Ce double discours illustre une politique de l’autruche : l’illusion d’un espace de concertation est exhibée comme une vitrine de bonne gouvernance, alors que, dans les faits, toutes les marges de manœuvre sont neutralisées, toutes les voix critiques sont filtrées et toute forme d’opposition significative est marginalisée ou exclue d’emblée.
Sous couvert d’un dialogue « national », le pouvoir construit un simulacre de concertation, confisquant le débat politique et muselant la diversité des acteurs, tout en proclamant sa disposition à écouter et à inclure.
Un dialogue ainsi conçu est de facto impossible. Les conditions posées sont restrictives, les critères d’exclusion sont implicites mais rigoureusement appliqués et les institutions censées en assurer la médiation ne sont que des prolongements du pouvoir lui-même, incapable de se mettre en retrait pour garantir impartialité et transparence.
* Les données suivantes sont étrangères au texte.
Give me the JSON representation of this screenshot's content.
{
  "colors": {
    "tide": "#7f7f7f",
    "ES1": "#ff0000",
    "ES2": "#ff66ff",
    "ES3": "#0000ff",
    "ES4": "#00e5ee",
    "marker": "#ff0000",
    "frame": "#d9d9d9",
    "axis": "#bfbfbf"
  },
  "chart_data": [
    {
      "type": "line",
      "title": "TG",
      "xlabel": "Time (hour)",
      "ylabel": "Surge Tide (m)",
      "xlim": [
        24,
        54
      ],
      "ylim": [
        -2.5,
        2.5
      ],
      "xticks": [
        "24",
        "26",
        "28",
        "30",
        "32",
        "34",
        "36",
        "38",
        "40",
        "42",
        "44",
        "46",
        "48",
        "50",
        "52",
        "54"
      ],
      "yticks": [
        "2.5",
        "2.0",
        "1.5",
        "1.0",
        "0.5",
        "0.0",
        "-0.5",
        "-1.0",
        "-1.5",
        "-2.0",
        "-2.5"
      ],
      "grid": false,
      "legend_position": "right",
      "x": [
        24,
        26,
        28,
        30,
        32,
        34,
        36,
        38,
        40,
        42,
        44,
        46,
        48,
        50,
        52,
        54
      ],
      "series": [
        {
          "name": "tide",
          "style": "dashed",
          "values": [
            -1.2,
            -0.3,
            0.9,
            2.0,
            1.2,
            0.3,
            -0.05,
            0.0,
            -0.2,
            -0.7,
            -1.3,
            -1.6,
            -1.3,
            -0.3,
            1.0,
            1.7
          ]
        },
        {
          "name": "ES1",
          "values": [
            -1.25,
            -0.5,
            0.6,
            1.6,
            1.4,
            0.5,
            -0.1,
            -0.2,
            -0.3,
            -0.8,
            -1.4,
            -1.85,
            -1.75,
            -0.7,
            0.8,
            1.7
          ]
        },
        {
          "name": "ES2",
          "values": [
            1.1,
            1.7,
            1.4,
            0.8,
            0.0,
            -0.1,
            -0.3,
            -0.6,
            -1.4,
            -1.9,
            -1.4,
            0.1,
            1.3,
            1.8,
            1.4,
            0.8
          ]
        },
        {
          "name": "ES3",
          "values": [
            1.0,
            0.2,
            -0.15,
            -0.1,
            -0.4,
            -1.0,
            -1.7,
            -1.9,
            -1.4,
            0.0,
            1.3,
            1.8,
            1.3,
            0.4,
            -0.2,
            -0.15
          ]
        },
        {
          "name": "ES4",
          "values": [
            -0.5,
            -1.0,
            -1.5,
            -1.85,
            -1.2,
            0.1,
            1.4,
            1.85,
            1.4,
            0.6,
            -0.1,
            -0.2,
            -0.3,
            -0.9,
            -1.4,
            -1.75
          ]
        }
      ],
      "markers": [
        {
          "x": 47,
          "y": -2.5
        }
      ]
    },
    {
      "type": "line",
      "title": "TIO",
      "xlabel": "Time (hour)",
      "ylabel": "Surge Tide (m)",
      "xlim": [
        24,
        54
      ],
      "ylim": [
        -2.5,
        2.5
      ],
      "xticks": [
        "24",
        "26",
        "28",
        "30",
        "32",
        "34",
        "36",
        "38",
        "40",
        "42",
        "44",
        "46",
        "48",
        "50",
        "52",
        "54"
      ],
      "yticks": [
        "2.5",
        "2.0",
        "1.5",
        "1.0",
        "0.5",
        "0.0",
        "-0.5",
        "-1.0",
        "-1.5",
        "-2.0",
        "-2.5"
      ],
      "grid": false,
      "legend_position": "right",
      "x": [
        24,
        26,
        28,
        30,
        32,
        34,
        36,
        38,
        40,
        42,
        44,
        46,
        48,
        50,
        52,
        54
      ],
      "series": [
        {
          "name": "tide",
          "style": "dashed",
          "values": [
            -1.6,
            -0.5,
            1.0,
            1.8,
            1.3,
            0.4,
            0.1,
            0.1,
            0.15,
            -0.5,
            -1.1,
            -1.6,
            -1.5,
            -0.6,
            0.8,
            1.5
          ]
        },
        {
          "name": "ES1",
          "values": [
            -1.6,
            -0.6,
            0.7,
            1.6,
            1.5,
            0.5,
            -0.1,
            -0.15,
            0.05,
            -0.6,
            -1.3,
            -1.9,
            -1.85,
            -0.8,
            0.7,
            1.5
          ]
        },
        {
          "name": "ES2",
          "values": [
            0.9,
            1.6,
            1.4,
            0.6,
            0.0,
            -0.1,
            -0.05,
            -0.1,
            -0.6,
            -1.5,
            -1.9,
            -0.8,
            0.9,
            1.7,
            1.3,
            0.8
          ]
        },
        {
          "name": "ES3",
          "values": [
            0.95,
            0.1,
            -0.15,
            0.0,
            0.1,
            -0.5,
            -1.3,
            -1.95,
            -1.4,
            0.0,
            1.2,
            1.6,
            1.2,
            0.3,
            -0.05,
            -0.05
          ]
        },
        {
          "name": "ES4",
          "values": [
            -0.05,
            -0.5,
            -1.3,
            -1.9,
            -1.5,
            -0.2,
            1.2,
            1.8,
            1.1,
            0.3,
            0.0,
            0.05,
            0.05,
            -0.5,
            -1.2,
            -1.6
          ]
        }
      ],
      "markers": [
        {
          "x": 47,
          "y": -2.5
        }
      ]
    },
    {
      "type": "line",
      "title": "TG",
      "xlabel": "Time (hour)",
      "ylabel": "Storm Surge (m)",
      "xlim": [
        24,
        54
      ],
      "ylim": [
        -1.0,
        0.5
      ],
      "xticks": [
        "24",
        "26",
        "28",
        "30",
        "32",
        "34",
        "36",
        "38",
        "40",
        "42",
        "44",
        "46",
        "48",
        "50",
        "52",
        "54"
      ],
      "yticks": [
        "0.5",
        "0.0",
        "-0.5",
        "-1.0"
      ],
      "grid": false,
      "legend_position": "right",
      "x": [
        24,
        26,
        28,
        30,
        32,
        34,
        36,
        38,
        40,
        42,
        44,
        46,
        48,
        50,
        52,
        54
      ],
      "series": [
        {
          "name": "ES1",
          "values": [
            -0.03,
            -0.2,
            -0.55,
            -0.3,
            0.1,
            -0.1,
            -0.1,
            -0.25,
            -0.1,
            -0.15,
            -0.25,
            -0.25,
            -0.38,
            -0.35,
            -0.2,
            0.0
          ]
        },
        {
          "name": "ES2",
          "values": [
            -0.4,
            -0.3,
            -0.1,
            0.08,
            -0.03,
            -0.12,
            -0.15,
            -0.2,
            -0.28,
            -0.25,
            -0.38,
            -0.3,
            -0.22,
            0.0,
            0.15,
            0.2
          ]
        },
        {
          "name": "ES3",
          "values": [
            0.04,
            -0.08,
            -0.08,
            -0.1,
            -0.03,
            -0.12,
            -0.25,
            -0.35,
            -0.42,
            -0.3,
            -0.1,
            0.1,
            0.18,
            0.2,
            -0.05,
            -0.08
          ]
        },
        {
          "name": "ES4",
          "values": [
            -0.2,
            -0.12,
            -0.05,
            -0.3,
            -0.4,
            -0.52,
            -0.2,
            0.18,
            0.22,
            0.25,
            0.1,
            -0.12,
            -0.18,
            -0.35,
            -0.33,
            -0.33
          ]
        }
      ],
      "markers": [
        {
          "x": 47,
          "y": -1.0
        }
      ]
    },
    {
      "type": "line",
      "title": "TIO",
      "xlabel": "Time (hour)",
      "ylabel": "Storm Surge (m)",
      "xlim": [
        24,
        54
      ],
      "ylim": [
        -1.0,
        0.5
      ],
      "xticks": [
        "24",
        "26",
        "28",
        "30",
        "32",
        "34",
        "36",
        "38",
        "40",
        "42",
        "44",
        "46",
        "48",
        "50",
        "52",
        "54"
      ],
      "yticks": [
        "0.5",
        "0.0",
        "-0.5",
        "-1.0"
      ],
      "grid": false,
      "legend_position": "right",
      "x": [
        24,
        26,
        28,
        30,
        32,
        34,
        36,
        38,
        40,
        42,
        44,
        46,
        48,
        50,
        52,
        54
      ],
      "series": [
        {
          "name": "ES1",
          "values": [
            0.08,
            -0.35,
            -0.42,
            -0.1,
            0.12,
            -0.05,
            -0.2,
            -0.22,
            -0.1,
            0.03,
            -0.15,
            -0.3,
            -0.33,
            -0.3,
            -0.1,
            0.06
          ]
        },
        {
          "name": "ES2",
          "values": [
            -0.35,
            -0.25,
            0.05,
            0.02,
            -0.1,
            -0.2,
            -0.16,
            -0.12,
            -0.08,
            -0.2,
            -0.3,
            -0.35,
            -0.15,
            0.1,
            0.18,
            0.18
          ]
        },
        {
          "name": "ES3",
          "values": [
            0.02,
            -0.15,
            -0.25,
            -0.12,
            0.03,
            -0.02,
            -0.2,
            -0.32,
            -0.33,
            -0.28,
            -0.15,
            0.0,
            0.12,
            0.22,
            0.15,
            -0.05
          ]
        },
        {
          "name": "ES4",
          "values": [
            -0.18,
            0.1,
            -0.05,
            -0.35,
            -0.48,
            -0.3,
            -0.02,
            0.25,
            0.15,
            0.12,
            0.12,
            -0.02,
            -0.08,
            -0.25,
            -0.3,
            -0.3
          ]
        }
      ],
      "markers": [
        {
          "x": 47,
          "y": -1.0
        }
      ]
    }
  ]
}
L’organisation de ce processus sur le territoire national, alors que de nombreux opposants vivent en exil pour des raisons de sécurité, compromet d’emblée la représentativité, la liberté de participation et la crédibilité même de l’initiative. Le prétendu dialogue n’est plus un mécanisme de résolution, mais un instrument de contrôle et d’auto-légitimation.
Il existe pourtant des espaces de compromis et des marges de manœuvre qui, s’ils étaient investis avec sérieux, pourraient offrir une sortie honorable au blocage actuel. L’écoute sincère des opposants, la médiation impartiale, la décrispation du climat politique et la véritable inclusion de toutes les forces nationales sont autant de conditions préalables à un dialogue capable d’instaurer confiance et stabilité.
Sans cette souplesse, le processus devient une caricature : un exercice formel destiné à masquer l’incapacité du pouvoir à résoudre ses contradictions et à gérer les crises de manière responsable.
En définitive, la politique du dialogue simulé, l’exclusion systématique des voix discordantes et le recours aux boucs émissaires pour justifier l’incompétence et les échecs du régime ne peuvent que précipiter la dérive du pouvoir.
Par son tribalismes, sa corruption, son autoritarisme et sa propension à masquer ses déficiences derrière des récits de culpabilisation externe, le pouvoir s’auto-isole et s’engage sur une trajectoire périlleuse.
Loin de consolider sa légitimité, il s’enfonce dans l’impasse et la nation, victime de cette gouvernance, en porte le prix le plus lourd.